Volodin jettisoned the thought before it could complete itself. He capped off the vodka, in any minute the lights on his phone would begin to flash. His aides would arrive with their file folders and summary briefings. He would be presented with a multitude of problems, many requiring his immediate attention.

He needed to pull himself together.

He stretched his legs, pushed back on his chair, and stood. The bookshelf swelled in his eyes again. He put his hand on the edge of his desk to steady himself and waited. This time the dizziness didn't subside. He waited some more, perspiring, queasy, and light-headed. The collar on his shirt now seemed too tight.

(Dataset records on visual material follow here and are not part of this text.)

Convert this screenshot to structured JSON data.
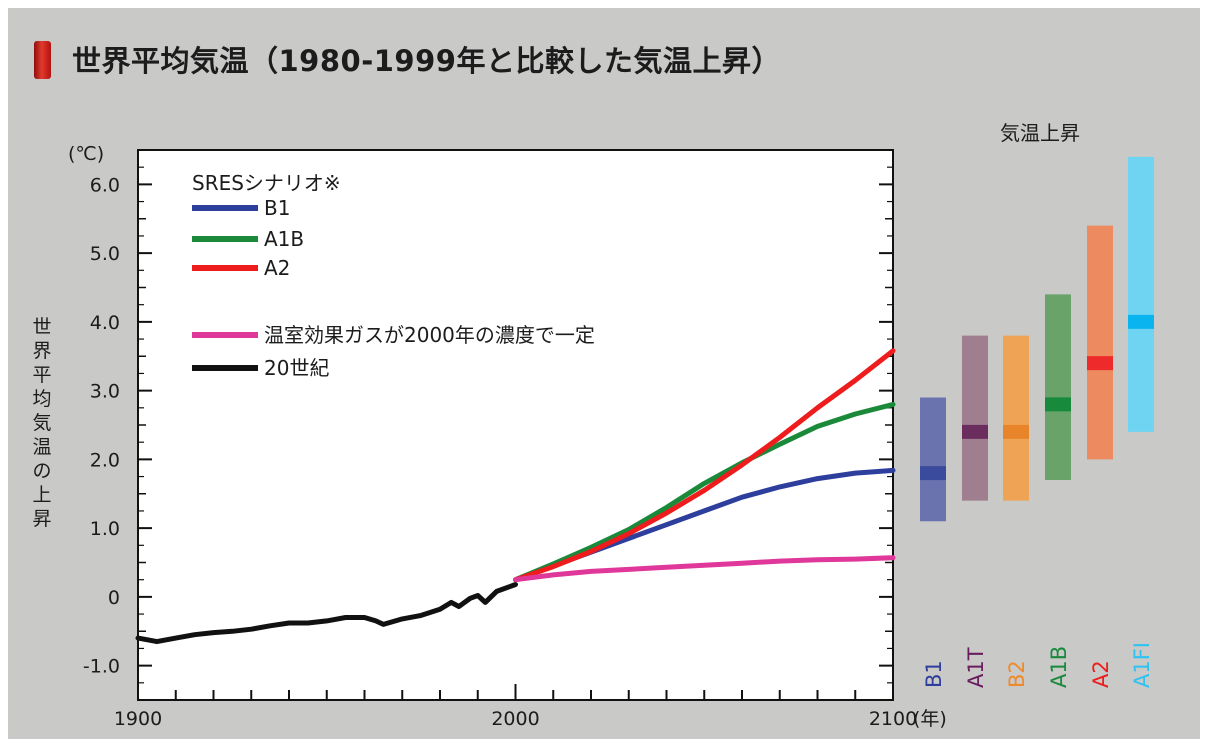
{
  "title": "世界平均気温（1980-1999年と比較した気温上昇）",
  "chart_data": {
    "type": "line",
    "title": "世界平均気温（1980-1999年と比較した気温上昇）",
    "ylabel": "世界平均気温の上昇",
    "y_unit": "(℃)",
    "x_unit": "(年)",
    "xlim": [
      1900,
      2100
    ],
    "ylim": [
      -1.5,
      6.5
    ],
    "x_ticks": [
      "1900",
      "2000",
      "2100"
    ],
    "y_ticks": [
      "-1.0",
      "0",
      "1.0",
      "2.0",
      "3.0",
      "4.0",
      "5.0",
      "6.0"
    ],
    "grid": false,
    "legend": {
      "title": "SRESシナリオ※",
      "placement": "top-left",
      "entries": [
        "B1",
        "A1B",
        "A2",
        "温室効果ガスが2000年の濃度で一定",
        "20世紀"
      ]
    },
    "series": [
      {
        "name": "20世紀",
        "color": "#111111",
        "x": [
          1900,
          1905,
          1910,
          1915,
          1920,
          1925,
          1930,
          1935,
          1940,
          1945,
          1950,
          1955,
          1960,
          1963,
          1965,
          1970,
          1975,
          1980,
          1983,
          1985,
          1988,
          1990,
          1992,
          1995,
          2000
        ],
        "y": [
          -0.6,
          -0.65,
          -0.6,
          -0.55,
          -0.52,
          -0.5,
          -0.47,
          -0.42,
          -0.38,
          -0.38,
          -0.35,
          -0.3,
          -0.3,
          -0.35,
          -0.4,
          -0.32,
          -0.27,
          -0.18,
          -0.08,
          -0.14,
          -0.02,
          0.02,
          -0.08,
          0.08,
          0.18
        ]
      },
      {
        "name": "B1",
        "color": "#2e3e9c",
        "x": [
          2000,
          2010,
          2020,
          2030,
          2040,
          2050,
          2060,
          2070,
          2080,
          2090,
          2100
        ],
        "y": [
          0.25,
          0.45,
          0.65,
          0.85,
          1.05,
          1.25,
          1.45,
          1.6,
          1.72,
          1.8,
          1.84
        ]
      },
      {
        "name": "A1B",
        "color": "#1a8a3a",
        "x": [
          2000,
          2010,
          2020,
          2030,
          2040,
          2050,
          2060,
          2070,
          2080,
          2090,
          2100
        ],
        "y": [
          0.25,
          0.48,
          0.72,
          0.98,
          1.3,
          1.65,
          1.95,
          2.22,
          2.48,
          2.66,
          2.8
        ]
      },
      {
        "name": "A2",
        "color": "#ee1c1c",
        "x": [
          2000,
          2010,
          2020,
          2030,
          2040,
          2050,
          2060,
          2070,
          2080,
          2090,
          2100
        ],
        "y": [
          0.25,
          0.44,
          0.66,
          0.92,
          1.22,
          1.55,
          1.92,
          2.32,
          2.75,
          3.15,
          3.58
        ]
      },
      {
        "name": "温室効果ガスが2000年の濃度で一定",
        "color": "#e0379a",
        "x": [
          2000,
          2010,
          2020,
          2030,
          2040,
          2050,
          2060,
          2070,
          2080,
          2090,
          2100
        ],
        "y": [
          0.25,
          0.32,
          0.37,
          0.4,
          0.43,
          0.46,
          0.49,
          0.52,
          0.54,
          0.55,
          0.57
        ]
      }
    ],
    "ranges": {
      "title": "気温上昇",
      "items": [
        {
          "name": "B1",
          "color": "#6a73ad",
          "median_color": "#3a4a9c",
          "low": 1.1,
          "high": 2.9,
          "best": 1.8
        },
        {
          "name": "A1T",
          "color": "#9f7f8f",
          "median_color": "#6a2d5e",
          "low": 1.4,
          "high": 3.8,
          "best": 2.4
        },
        {
          "name": "B2",
          "color": "#efa455",
          "median_color": "#e8852a",
          "low": 1.4,
          "high": 3.8,
          "best": 2.4
        },
        {
          "name": "A1B",
          "color": "#6aa36a",
          "median_color": "#178a3c",
          "low": 1.7,
          "high": 4.4,
          "best": 2.8
        },
        {
          "name": "A2",
          "color": "#ed8a5f",
          "median_color": "#ee2a2a",
          "low": 2.0,
          "high": 5.4,
          "best": 3.4
        },
        {
          "name": "A1FI",
          "color": "#6fd3f2",
          "median_color": "#0ab4ee",
          "low": 2.4,
          "high": 6.4,
          "best": 4.0
        }
      ],
      "label_colors": {
        "B1": "#2e3e9c",
        "A1T": "#6a1d5e",
        "B2": "#ef8a2a",
        "A1B": "#178a3c",
        "A2": "#ee1c1c",
        "A1FI": "#2ec2f2"
      }
    }
  }
}
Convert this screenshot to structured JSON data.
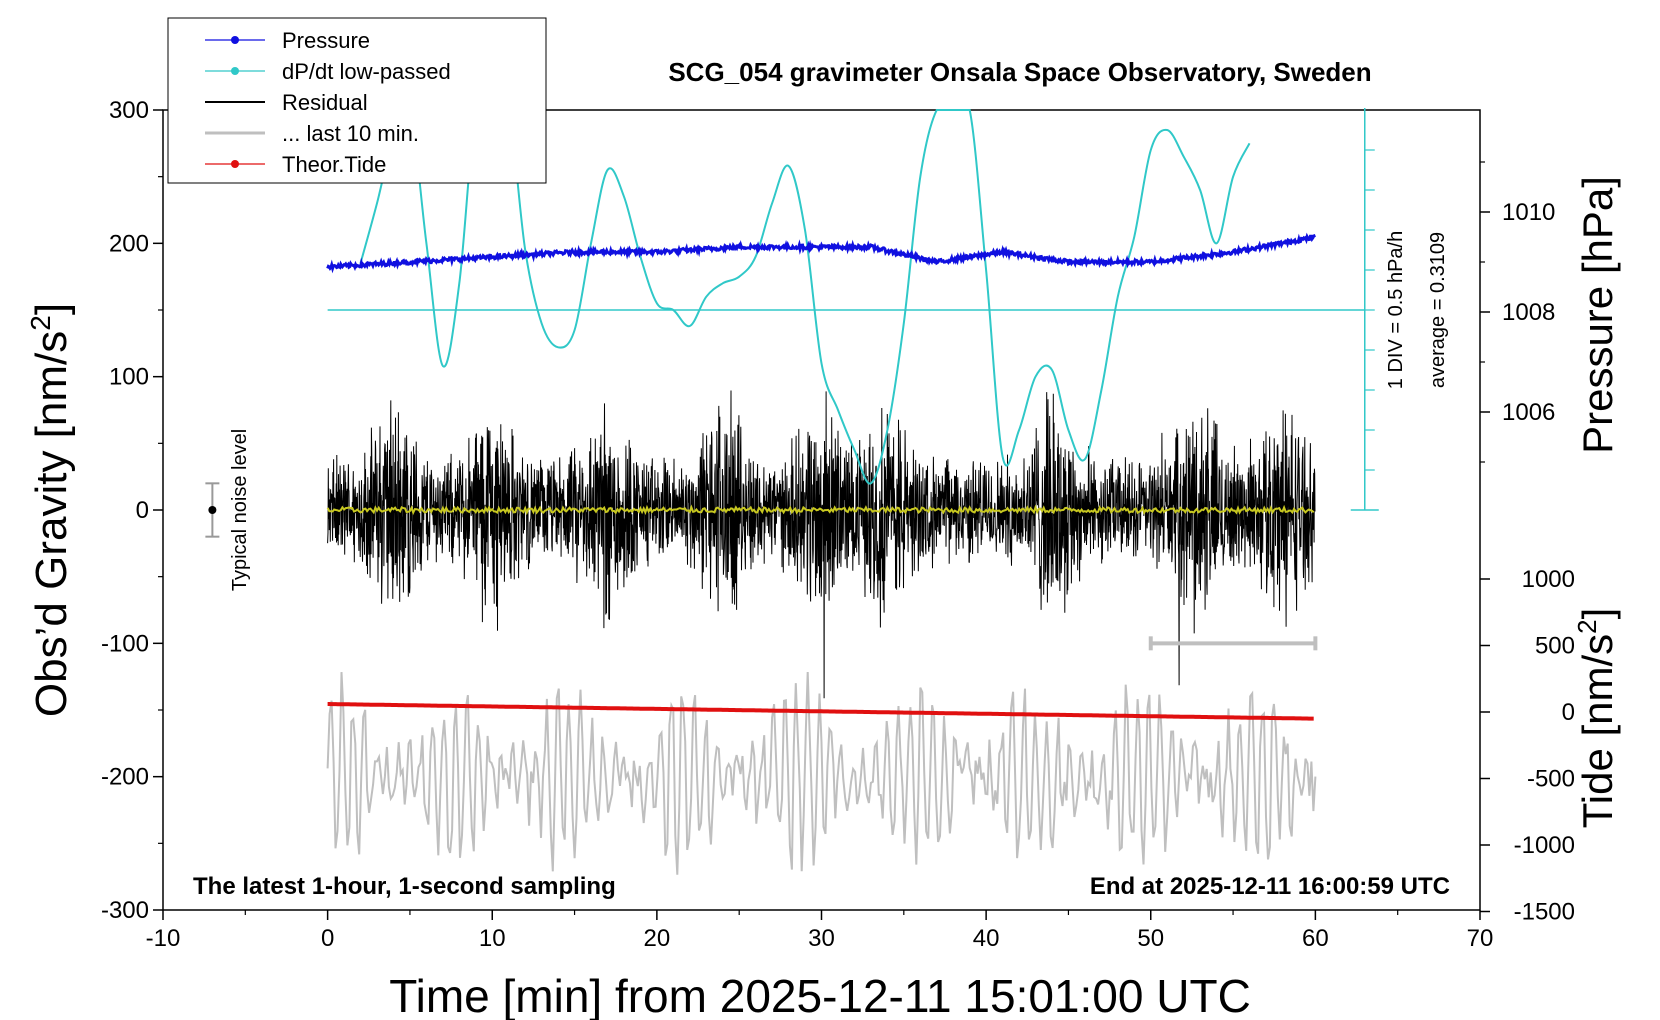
{
  "chart_data": {
    "type": "line",
    "title": "SCG_054 gravimeter Onsala Space Observatory, Sweden",
    "xlabel": "Time [min] from 2025-12-11 15:01:00 UTC",
    "ylabel_left": "Obs’d Gravity [nm/s",
    "ylabel_right_top": "Pressure [hPa]",
    "ylabel_right_bottom": "Tide [nm/s",
    "unit_sup": "2",
    "xlim": [
      -10,
      70
    ],
    "ylim_left": [
      -300,
      300
    ],
    "pressure_lim": [
      1004,
      1012
    ],
    "tide_lim": [
      -1500,
      1500
    ],
    "x_ticks": [
      -10,
      0,
      10,
      20,
      30,
      40,
      50,
      60,
      70
    ],
    "x_tick_labels": [
      "-10",
      "0",
      "10",
      "20",
      "30",
      "40",
      "50",
      "60",
      "70"
    ],
    "y_ticks_left": [
      300,
      200,
      100,
      0,
      -100,
      -200,
      -300
    ],
    "y_tick_labels_left": [
      "300",
      "200",
      "100",
      "0",
      "-100",
      "-200",
      "-300"
    ],
    "pressure_ticks": [
      1010,
      1008,
      1006
    ],
    "pressure_tick_labels": [
      "1010",
      "1008",
      "1006"
    ],
    "tide_ticks": [
      1000,
      500,
      0,
      -500,
      -1000,
      -1500
    ],
    "tide_tick_labels": [
      "1000",
      "500",
      "0",
      "-500",
      "-1000",
      "-1500"
    ],
    "legend": {
      "position": "top-left",
      "entries": [
        {
          "label": "Pressure",
          "color": "#1010e0",
          "marker": true
        },
        {
          "label": "dP/dt low-passed",
          "color": "#30c8c8",
          "marker": true
        },
        {
          "label": "Residual",
          "color": "#000000",
          "marker": false
        },
        {
          "label": "... last 10 min.",
          "color": "#bfbfbf",
          "marker": false
        },
        {
          "label": "Theor.Tide",
          "color": "#e01010",
          "marker": true
        }
      ]
    },
    "annotations": {
      "noise_label": "Typical noise level",
      "div_label": "1 DIV = 0.5 hPa/h",
      "average_label": "average = 0.3109",
      "bottom_left": "The latest 1-hour, 1-second sampling",
      "bottom_right": "End at 2025-12-11 16:00:59 UTC"
    },
    "series": [
      {
        "name": "Pressure",
        "color": "#1010e0",
        "axis": "pressure",
        "x": [
          0,
          5,
          10,
          15,
          20,
          25,
          30,
          33,
          37,
          41,
          45,
          50,
          55,
          60
        ],
        "y": [
          1008.9,
          1009.0,
          1009.1,
          1009.2,
          1009.2,
          1009.3,
          1009.3,
          1009.3,
          1009.0,
          1009.2,
          1009.0,
          1009.0,
          1009.2,
          1009.5
        ]
      },
      {
        "name": "dP/dt low-passed",
        "color": "#30c8c8",
        "axis": "left",
        "x": [
          2,
          3,
          4,
          5,
          6,
          7,
          8,
          9,
          10,
          11,
          12,
          13,
          14,
          15,
          16,
          17,
          18,
          19,
          20,
          21,
          22,
          23,
          24,
          25,
          26,
          27,
          28,
          29,
          30,
          31,
          32,
          33,
          34,
          35,
          36,
          37,
          38,
          39,
          40,
          41,
          42,
          43,
          44,
          45,
          46,
          47,
          48,
          49,
          50,
          51,
          52,
          53,
          54,
          55,
          56
        ],
        "y": [
          185,
          230,
          280,
          330,
          200,
          108,
          170,
          310,
          330,
          310,
          195,
          140,
          122,
          135,
          200,
          255,
          235,
          190,
          155,
          150,
          138,
          160,
          170,
          175,
          190,
          230,
          258,
          210,
          110,
          75,
          45,
          20,
          60,
          140,
          250,
          320,
          380,
          340,
          180,
          40,
          60,
          100,
          105,
          60,
          38,
          90,
          160,
          205,
          270,
          285,
          265,
          240,
          200,
          250,
          275
        ]
      },
      {
        "name": "Residual",
        "color": "#000000",
        "axis": "left",
        "x_range": [
          0,
          60
        ],
        "amplitude": 45,
        "bursts": [
          4,
          10,
          17,
          24,
          30,
          34,
          44,
          53,
          58
        ]
      },
      {
        "name": "... last 10 min.",
        "color": "#bfbfbf",
        "axis": "left",
        "x_range": [
          50,
          60
        ],
        "y": -100
      },
      {
        "name": "Theor.Tide",
        "color": "#e01010",
        "axis": "tide",
        "x": [
          0,
          60
        ],
        "y": [
          60,
          -50
        ]
      },
      {
        "name": "Tide band",
        "color": "#bfbfbf",
        "axis": "left",
        "x_range": [
          0,
          60
        ],
        "center": -200,
        "amplitude": 65
      },
      {
        "name": "Smoothed",
        "color": "#c8c820",
        "axis": "left",
        "x_range": [
          0,
          60
        ],
        "center": 0,
        "amplitude": 2
      }
    ],
    "noise_bar": {
      "x": -7,
      "y": 0,
      "err": 20
    },
    "dpdt_zero_level": 150,
    "grid": false
  }
}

It was as if all the air pressure had been let out of the room.

He reached out for his phone, thinking he would have to cancel his appointments. He needed rest.

But before Volodin could dial the number, a pain tore through his head in a blinding and excruciating bolt that made him stagger back…

His fingers were still fumbling for the receiver when the seizures came on. Volodin was already falling into a coma when he was discovered by his secretary minutes later. Two hours after that, doctors pronounced the leader of the Russian Federation dead.